Abstract

The relative importance of the various motion-related contributions to the SAR imaging mechanism of ocean surface waves is studied by using two-dimensional Monte Carlo simulation techniques. It is shown that for wind waves the often-observed stretching of the peak wavelength and the rotation of the spectral peak toward the range direction is caused by both the degradation in azimuthal resolution and the nonlinearity of the velocity bunching mechanism. The distortion of the SAR image spectrum relative to the ocean wave spectrum due to the degradation in azimuthal resolution is mainly caused by the spread of the radial facet velocities within a SAR resolution cell.
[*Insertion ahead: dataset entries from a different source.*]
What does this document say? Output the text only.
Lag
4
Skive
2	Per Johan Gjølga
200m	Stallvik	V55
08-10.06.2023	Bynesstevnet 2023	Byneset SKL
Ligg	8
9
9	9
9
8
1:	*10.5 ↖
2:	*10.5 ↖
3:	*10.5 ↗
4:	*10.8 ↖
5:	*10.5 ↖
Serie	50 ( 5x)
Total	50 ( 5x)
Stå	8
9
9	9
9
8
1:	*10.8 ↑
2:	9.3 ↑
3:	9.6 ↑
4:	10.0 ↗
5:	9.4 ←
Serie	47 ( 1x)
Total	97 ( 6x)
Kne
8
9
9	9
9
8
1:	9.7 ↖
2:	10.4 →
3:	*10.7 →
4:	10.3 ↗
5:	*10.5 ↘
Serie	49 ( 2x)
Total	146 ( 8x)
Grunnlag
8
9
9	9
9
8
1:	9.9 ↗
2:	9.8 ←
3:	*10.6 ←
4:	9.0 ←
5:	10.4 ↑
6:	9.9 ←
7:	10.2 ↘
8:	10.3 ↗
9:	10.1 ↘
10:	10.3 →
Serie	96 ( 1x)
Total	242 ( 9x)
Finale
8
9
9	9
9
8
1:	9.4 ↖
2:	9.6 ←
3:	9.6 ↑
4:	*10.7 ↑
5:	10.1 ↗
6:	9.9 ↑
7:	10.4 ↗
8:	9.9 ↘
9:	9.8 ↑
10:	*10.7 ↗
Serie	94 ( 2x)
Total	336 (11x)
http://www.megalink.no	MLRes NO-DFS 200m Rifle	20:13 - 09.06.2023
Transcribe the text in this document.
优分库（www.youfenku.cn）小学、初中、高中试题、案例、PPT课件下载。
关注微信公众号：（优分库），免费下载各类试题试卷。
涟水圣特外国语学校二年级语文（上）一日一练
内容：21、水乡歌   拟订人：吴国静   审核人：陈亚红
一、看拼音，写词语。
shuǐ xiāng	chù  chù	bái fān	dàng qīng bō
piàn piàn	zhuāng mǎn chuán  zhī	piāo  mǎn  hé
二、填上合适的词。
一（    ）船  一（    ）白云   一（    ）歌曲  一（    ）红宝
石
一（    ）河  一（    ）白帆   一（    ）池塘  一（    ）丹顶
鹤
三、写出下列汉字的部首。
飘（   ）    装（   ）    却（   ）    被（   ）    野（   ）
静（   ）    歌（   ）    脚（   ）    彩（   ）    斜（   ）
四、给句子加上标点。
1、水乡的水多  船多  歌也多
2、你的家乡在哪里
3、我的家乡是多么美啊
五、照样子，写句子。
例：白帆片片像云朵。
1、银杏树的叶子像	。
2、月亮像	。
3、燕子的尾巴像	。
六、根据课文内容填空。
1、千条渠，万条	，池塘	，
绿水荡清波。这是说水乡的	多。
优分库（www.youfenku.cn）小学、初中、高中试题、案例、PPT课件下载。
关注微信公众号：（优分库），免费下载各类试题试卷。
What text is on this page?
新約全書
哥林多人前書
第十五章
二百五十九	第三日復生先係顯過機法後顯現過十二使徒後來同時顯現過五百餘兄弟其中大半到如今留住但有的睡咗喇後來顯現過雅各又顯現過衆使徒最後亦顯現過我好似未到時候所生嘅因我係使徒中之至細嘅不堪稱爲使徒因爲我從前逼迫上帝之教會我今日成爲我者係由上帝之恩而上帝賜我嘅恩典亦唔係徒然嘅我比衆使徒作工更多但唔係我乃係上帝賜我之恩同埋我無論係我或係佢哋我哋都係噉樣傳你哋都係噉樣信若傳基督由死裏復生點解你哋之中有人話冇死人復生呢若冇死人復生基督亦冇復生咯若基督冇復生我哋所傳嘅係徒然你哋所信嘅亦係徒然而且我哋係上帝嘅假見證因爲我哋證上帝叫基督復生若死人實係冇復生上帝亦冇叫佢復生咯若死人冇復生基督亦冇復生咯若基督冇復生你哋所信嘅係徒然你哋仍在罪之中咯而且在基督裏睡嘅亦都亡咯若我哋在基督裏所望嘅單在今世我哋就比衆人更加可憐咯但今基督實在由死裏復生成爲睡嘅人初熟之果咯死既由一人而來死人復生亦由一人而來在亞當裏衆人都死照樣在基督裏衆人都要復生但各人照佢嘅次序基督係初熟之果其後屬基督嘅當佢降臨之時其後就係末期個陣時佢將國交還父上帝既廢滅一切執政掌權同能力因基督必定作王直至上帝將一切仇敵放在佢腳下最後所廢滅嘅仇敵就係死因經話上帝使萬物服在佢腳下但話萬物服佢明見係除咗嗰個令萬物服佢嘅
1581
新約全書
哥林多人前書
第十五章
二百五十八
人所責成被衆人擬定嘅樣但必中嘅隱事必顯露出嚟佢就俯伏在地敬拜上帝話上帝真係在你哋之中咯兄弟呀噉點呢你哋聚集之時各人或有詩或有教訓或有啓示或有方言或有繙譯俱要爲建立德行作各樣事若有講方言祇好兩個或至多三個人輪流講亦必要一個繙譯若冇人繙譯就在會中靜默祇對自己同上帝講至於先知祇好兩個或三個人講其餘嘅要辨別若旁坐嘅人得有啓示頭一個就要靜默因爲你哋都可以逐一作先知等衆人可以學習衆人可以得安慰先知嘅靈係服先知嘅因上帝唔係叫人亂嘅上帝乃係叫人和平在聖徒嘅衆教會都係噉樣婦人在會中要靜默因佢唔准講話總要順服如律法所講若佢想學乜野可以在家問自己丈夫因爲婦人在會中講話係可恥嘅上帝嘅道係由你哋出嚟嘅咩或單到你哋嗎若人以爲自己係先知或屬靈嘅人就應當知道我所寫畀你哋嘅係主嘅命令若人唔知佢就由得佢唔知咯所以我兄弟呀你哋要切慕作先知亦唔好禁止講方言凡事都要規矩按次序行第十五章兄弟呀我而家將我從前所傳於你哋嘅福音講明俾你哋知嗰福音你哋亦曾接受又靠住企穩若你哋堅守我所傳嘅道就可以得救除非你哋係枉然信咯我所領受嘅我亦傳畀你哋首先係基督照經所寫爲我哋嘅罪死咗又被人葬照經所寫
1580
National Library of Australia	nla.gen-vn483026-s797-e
The effect of the radial orbital acceleration arising from the long waves of scales larger than a SAR resolution cell on the nonlinearity of the SAR imaging mechanism is small. It is argued that the effect of the wave motions on the SAR imaging mechanism cannot always be reduced to a linear azimuthal low-pass filter acting on the ocean slope spectrum. In those cases where the imaging is nonlinear, the ocean wave spectrum cannot be retrieved from the SAR image spectrum by applying linear inversion techniques. For swell imaging, the nonlinearities are usually less strong because swell spectra have a narrower width than wind spectra. Computer simulations of SAR imaging of fully developed wind seas with different peak wavelengths and propagation directions are presented.